CRB Aïn Oussera
- Full name: Chabab Riadhi Baladiat Aïn Oussara
- Nickname(s): Gazelles
- Founded: 1947; 78 years ago as Chabab Riadhi Baladiat Aïn Oussara
- Ground: 1 November 1954 Stadium
- Capacity: 8,000
- League: Inter-Régions Division
- 2024–25: Inter-Régions Division, Group Centre-west, 6th
| Home colours | Away colours |

= CRB Aïn Oussera =

Algerian football club

Chabab Riadhi Baladiat Aïn Oussara (الشباب الرياضي لبلدية عين وسارة), known as CRB Aïn Oussera or CRBAO for short, is an Algerian football club based in Aïn Oussera, Djelfa. The club was founded in 1947 and its colours are green and white.
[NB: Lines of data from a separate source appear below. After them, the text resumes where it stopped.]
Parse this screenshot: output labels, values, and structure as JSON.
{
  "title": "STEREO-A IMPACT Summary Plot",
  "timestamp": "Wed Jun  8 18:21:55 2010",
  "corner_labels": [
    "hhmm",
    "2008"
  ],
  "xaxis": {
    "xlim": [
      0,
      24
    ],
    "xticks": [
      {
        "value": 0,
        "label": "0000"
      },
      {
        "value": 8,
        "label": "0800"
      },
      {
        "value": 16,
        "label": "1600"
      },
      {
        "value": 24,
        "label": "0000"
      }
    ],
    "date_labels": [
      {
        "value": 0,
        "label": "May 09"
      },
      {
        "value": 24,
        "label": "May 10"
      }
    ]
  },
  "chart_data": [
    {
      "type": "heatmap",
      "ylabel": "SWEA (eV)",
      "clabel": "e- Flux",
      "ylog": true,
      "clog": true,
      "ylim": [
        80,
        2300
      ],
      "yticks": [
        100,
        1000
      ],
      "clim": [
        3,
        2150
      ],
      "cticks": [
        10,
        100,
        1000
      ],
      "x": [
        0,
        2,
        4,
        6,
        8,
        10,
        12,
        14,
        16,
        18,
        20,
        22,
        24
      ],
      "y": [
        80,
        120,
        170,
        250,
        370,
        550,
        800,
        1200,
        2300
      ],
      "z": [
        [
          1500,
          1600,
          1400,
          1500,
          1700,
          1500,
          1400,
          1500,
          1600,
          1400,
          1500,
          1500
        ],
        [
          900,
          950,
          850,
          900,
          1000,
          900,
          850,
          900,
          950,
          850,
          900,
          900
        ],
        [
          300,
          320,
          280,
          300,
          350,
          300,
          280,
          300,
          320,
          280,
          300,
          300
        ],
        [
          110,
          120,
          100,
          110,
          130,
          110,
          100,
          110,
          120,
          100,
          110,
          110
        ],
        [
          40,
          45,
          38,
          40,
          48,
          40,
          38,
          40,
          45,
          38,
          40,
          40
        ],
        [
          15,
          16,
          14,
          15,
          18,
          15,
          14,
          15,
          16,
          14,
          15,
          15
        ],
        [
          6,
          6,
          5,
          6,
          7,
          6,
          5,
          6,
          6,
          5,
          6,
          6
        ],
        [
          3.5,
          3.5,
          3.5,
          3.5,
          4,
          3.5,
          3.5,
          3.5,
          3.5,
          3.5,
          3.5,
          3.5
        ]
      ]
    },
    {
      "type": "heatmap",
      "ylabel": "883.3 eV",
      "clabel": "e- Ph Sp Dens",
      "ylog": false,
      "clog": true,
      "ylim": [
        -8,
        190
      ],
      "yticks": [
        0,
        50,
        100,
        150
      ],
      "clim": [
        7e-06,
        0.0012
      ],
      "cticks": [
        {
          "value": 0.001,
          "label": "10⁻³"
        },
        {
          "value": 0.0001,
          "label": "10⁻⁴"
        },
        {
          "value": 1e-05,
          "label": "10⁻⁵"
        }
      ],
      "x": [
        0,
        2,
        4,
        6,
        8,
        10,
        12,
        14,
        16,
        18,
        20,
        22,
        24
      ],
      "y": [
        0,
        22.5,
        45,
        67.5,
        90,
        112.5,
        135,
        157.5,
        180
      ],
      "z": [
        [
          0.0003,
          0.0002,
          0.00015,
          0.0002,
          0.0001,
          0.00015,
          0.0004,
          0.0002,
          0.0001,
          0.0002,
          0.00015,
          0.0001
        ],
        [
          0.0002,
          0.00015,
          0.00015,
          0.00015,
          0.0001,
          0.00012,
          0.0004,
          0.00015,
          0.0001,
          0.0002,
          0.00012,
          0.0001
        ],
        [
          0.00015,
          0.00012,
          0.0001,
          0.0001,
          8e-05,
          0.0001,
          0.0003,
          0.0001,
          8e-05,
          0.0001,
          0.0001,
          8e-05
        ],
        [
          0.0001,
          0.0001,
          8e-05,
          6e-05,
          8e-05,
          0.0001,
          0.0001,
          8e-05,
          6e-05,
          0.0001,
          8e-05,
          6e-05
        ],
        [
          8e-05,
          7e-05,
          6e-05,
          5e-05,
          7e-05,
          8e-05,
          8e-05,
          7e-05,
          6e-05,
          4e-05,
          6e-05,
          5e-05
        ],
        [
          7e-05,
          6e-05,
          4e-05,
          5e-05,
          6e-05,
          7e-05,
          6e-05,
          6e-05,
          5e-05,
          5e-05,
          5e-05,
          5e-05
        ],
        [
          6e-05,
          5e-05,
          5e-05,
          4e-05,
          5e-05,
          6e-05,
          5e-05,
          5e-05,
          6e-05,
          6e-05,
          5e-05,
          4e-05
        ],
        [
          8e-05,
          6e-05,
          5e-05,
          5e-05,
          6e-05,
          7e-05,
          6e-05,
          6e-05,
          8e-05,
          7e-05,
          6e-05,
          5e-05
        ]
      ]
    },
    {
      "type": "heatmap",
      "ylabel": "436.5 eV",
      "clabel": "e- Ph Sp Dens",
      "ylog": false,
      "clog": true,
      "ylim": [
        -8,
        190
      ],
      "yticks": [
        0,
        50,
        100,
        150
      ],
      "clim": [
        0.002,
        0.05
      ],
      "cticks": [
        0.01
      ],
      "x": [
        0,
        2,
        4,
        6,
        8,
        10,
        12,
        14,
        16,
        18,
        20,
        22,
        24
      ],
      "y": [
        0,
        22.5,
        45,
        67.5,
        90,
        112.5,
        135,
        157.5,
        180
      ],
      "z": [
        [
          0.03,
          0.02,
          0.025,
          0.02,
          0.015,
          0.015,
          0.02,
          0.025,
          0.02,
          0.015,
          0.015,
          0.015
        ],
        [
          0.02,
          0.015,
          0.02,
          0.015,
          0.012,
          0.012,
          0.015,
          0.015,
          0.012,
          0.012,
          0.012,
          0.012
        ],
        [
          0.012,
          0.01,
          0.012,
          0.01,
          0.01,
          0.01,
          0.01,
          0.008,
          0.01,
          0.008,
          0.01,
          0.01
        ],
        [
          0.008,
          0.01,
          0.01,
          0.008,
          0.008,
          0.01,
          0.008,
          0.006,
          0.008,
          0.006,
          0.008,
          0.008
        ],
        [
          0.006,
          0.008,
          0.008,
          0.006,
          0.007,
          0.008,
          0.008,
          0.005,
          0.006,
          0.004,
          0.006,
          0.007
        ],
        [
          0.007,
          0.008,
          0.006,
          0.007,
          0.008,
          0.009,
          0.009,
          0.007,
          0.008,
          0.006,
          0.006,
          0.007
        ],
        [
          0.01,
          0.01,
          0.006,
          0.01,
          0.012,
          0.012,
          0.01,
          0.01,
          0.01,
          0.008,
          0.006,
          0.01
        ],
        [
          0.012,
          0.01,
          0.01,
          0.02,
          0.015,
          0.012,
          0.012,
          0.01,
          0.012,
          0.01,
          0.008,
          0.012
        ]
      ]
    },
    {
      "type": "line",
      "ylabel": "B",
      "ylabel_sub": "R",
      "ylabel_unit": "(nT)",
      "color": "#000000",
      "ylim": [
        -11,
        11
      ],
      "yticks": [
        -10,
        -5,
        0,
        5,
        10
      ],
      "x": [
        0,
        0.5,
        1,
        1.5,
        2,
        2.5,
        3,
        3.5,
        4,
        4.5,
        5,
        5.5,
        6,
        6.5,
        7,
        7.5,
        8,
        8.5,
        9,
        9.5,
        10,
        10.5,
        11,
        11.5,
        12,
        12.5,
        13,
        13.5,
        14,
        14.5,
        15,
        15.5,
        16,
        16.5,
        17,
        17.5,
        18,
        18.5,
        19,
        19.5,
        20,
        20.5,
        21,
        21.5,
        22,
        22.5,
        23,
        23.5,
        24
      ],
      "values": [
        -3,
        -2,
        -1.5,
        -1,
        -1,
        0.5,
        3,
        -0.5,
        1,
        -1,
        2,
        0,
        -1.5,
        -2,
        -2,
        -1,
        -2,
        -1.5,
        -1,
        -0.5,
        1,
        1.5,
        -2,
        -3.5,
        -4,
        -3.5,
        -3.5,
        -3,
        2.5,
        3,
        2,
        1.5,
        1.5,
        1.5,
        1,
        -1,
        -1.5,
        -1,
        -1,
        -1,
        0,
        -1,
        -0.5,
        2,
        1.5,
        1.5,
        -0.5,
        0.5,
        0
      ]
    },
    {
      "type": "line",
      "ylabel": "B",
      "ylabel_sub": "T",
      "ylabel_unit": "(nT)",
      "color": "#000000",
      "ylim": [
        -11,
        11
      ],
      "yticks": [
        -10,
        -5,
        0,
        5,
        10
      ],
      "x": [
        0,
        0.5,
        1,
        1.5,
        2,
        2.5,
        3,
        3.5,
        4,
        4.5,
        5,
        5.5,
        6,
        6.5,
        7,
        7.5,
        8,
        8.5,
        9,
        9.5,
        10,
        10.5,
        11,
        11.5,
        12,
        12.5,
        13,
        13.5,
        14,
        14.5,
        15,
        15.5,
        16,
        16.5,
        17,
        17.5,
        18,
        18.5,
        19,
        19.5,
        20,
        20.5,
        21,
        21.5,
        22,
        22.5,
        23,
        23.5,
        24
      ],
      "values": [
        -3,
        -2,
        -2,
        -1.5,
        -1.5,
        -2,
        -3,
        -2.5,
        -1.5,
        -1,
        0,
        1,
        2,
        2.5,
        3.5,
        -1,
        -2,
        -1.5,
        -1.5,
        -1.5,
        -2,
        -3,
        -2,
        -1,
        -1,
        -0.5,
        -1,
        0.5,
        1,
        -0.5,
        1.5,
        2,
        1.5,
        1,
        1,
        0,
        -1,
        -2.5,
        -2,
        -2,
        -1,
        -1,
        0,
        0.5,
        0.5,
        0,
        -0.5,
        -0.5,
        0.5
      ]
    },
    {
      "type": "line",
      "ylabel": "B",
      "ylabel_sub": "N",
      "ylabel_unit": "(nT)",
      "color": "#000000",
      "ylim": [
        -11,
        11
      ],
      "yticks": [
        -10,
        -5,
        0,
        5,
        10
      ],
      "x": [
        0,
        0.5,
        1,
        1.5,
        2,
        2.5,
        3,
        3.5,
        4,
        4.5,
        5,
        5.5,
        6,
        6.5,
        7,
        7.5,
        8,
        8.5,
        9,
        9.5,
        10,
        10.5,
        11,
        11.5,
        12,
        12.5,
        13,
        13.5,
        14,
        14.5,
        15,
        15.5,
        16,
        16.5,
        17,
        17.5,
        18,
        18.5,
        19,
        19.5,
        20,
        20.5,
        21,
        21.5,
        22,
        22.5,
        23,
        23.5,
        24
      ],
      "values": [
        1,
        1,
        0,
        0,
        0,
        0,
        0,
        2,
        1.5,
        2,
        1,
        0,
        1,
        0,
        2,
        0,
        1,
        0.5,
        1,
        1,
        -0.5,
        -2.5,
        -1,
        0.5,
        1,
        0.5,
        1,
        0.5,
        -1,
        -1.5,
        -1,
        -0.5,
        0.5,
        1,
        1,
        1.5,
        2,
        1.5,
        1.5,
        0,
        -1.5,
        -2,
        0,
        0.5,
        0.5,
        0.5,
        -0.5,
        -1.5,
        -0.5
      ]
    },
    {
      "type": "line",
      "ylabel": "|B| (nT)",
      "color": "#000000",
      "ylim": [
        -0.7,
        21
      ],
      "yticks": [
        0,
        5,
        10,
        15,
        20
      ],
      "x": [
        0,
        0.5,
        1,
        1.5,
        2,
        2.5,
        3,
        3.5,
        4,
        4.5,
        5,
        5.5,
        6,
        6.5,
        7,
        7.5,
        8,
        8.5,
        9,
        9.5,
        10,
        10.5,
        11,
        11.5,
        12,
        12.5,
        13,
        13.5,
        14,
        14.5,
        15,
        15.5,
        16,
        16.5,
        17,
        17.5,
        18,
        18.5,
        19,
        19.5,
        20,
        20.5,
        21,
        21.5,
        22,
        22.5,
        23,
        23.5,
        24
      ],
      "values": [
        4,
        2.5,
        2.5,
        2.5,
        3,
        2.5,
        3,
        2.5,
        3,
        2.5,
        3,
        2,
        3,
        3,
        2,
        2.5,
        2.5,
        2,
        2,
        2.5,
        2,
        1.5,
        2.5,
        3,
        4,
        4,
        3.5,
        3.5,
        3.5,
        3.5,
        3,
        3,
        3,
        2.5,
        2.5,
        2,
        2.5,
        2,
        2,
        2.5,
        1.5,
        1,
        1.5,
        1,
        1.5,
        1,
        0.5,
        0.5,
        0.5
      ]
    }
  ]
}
Their home stadium, 1 November 1954 Stadium, has a capacity of 8,000 spectators. The club is currently playing in the Inter-Régions Division.

==History==
In 2012, while playing in the fourth division, CRB Aïn Oussera reached the quarter-finals of the 2011–12 Algerian Cup. They were the only team outside of the top flight to reach that stage.

On August 5, 2020, CRB Aïn Oussera were promoted to the Algerian Ligue 2.